I found it surprising that after the moderate success of it's predecessor, that ANOTHER GAY SEQUEL: Gays Gone Wild (dir. Todd Stephens, US, 2008, 97 mins.) wasn't as ably produced, if not more so. However, I enjoyed it, in spite of its clunkiness. Most of the credit for keeping me involved in the little farce goes to returning cast member (and executive producer) Jonah Blechman, with no small effort from the film's beleaguered director, Todd Stephens. Though a little bit of Blechman's character can go a long way, there is a comedic void that definitely needs to be filled.

The other three co-stars, though adorable, do seem a bit lost (all of which is fairly explained in the commentary). Supporting roles by gay porn figures work actually smoother than some of the co-stars. Brent Corrigan, in particular, displays an unexpected charm and innocence as Stan, the Merman and Colton Ford and Michael Lucas fill their roles with the requisite gags. However, Perez Hilton seems to be last-minute stunt-casting (replacing the character meant to be Muffler, played by Ashlie Atkinson, who was unavailable, except for an all too brief appearance), and he doesn't have the chops to justify the irrelevant subplot. It is a shame, too, that Stephens did not replace nearly the only female character in the film with a woman! What happens is that as the episodes continue to spool away, I got a bit weary of watching another gay male character act out! It needed some balance, or grounding in a not-so-gay-testosterone world. Ironically, though RuPaul and "Lady Bunny" are in the cast in full drag, it is Blechman's Nico that carries the burden of giving us an escape from "the boys", and he is more than able to do it. His fantasy musical number (featuring a terrific dance solo by Blechman!), which is literally the climax, is worth the price of a rental! It is the one sequence in which all the production values and Stephens visuals come together successfully!

And it is the commentary track by director Todd Stephens and producer Derek Curl that makes the DVD worth the price of purchase! Stephens and Curl don't hold back about the near catastrophy the production faced in its first couple of weeks. They are generally kind and gracious about the participants and more forgiving of the "stumbling blocks" in casting than the film is itself. (The opening dream sequence in which the original cast is "replaced" is fabulous!) There are also three "making of" videos about the BIG Musical Number, "Stan, the Merman" and the appropriately named, "Puke Fest". There is the complete end-credits music video by Perez Hilton, where he displays more energy than he did in the film. Deleted scenes are included, which are exceptionally minimal, seeing as this is the "Uncut Theatrical Release". (Oh! Speaking of... Be aware that if you rent this from Blockbuster, you will see a censored release, according to the commentary!)

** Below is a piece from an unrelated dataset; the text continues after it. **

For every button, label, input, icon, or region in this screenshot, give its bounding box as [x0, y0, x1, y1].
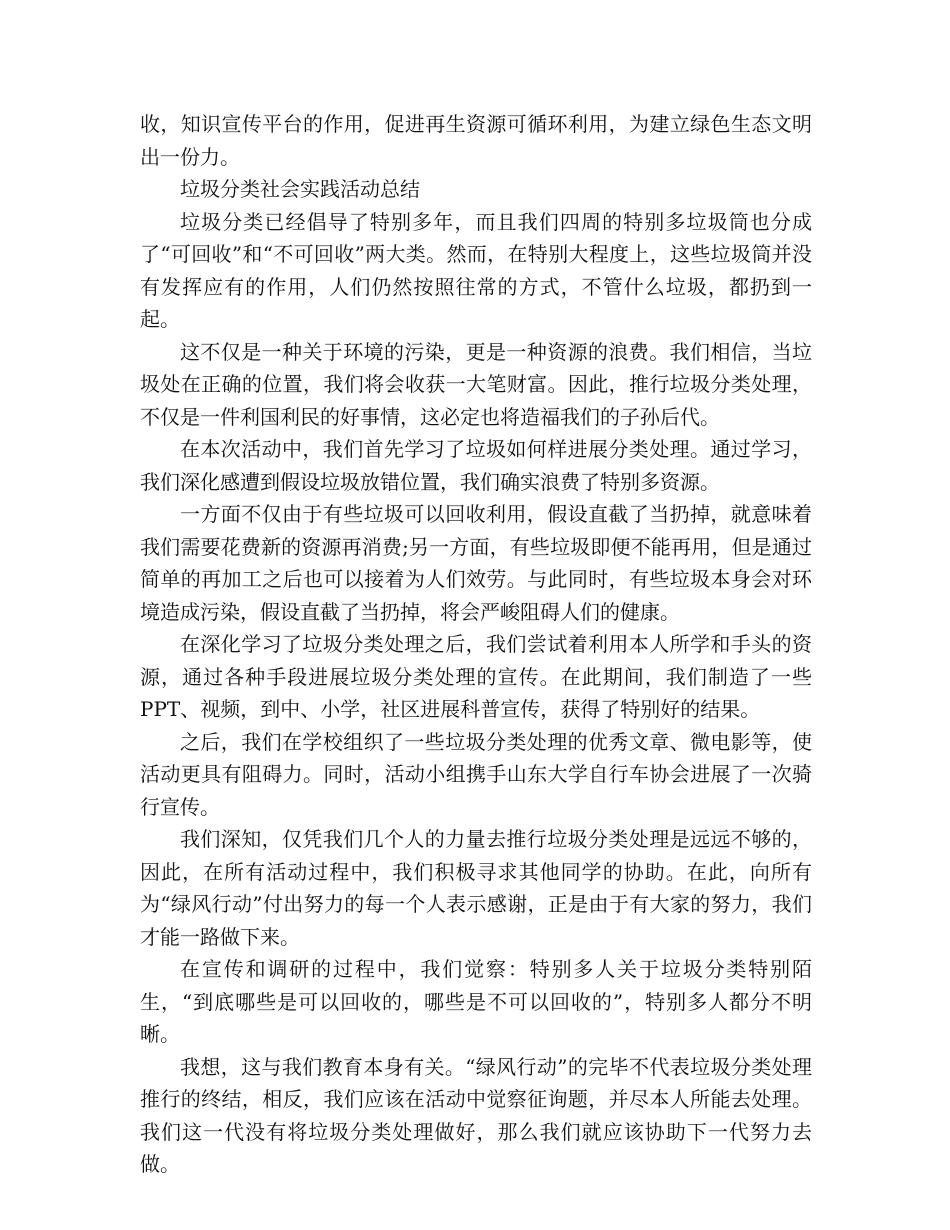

The transfer is in anamorphic widescreen and the colors pop more than they probably did on screen! The sound design is clear and not a syllable is lost, though at one point, dialog sounded overly looped.

Overall, as hesitant as I might be to recommend the film itself, the complete DVD package is worth the $24.99 MSRP. It releases from TLA Video on December 9.

Maxxxxx says
re ANOTHER GAY SEQUEL: GAYS GONE WILD!: "Dooby dooby doo-ooo!"